China and the International Community
China was thoroughly isolated after the Sino-Soviet split in 1960 and it rejoined the international community when Richard Nixon (President of United States) visited the People's Republic in 1972.
In 1972, Japan accepted China as rightful government and had trade agreements with China. This began a series of diplomatic missions to China; by Mao's death in 1976, China had fully re-entered the international community.
China today
The Communist Party - China has the largest Communist Party in the world. About 40 million Chinese people belong to the party. But they make up only about 4 per cent of the total Chinese population. China also has a number of minor political parties, but such parties have little or no power.

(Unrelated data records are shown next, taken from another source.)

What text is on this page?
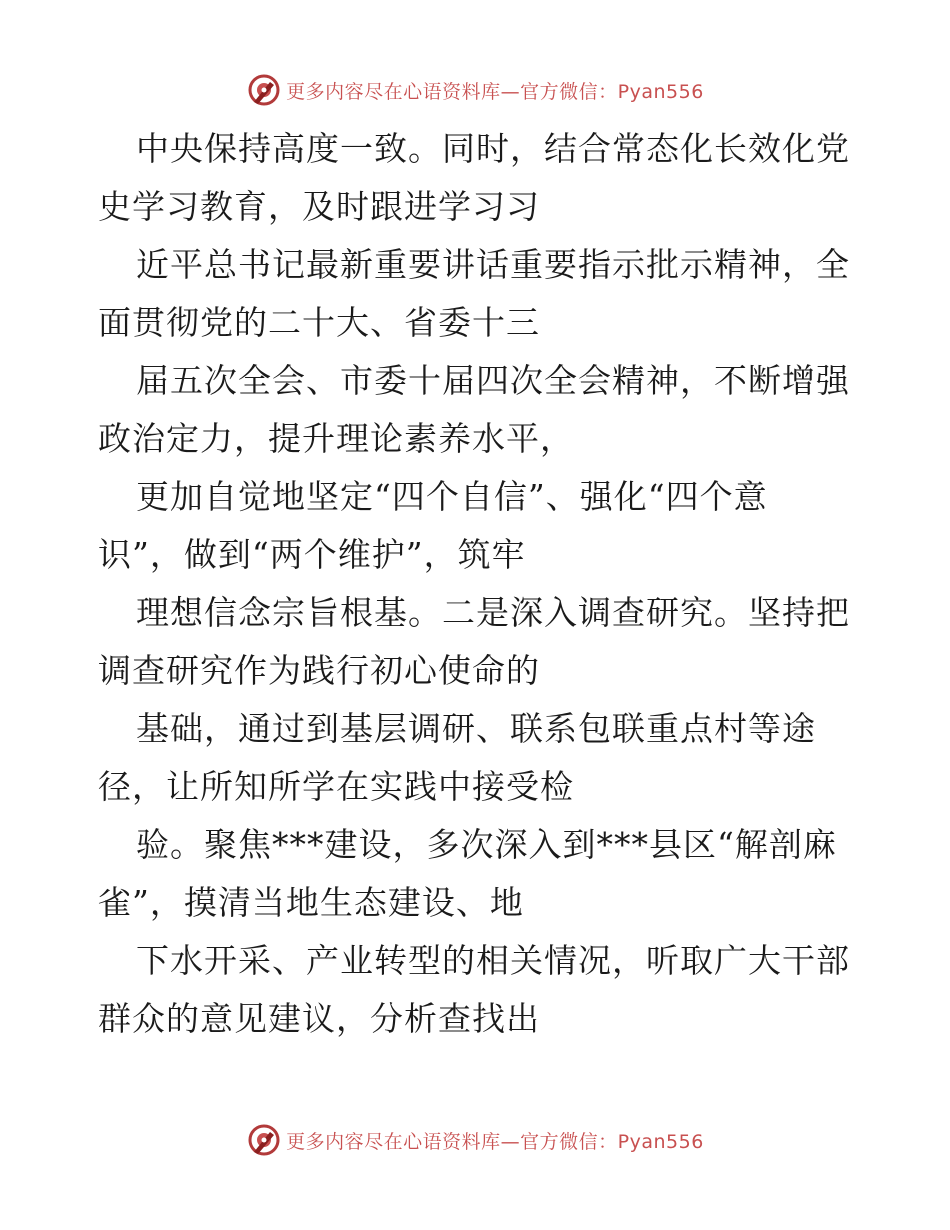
更多内容尽在心语资料库—官方微信：Pyan556
中央保持高度一致。同时，结合常态化长效化党
史学习教育，及时跟进学习习
近平总书记最新重要讲话重要指示批示精神，全
面贯彻党的二十大、省委十三
届五次全会、市委十届四次全会精神，不断增强
政治定力，提升理论素养水平，
更加自觉地坚定“四个自信”、强化“四个意
识”，做到“两个维护”，筑牢
理想信念宗旨根基。二是深入调查研究。坚持把
调查研究作为践行初心使命的
基础，通过到基层调研、联系包联重点村等途
径，让所知所学在实践中接受检
验。聚焦***建设，多次深入到***县区“解剖麻
雀”，摸清当地生态建设、地
下水开采、产业转型的相关情况，听取广大干部
群众的意见建议，分析查找出
更多内容尽在心语资料库—官方微信：Pyan556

The Communist Party has four main decision-making bodies. These are the National Party Congress, the Central Committee, the Politburo (Political Bureau), and the Secretariat. The National Party Congress has more than 1,900 representatives who are selected by party members throughout the nation. The Central Committee consists of about 300 leading party members. The members are elected by the National Party Congress. The Politburo has about 20 members, who are top party leaders elected by the Central Committee. The Politburo includes a standing committee of 5 or 6 of the most important Communist Party leaders. The Secretariat has about 5 members who are elected by the Politburo's standing committee.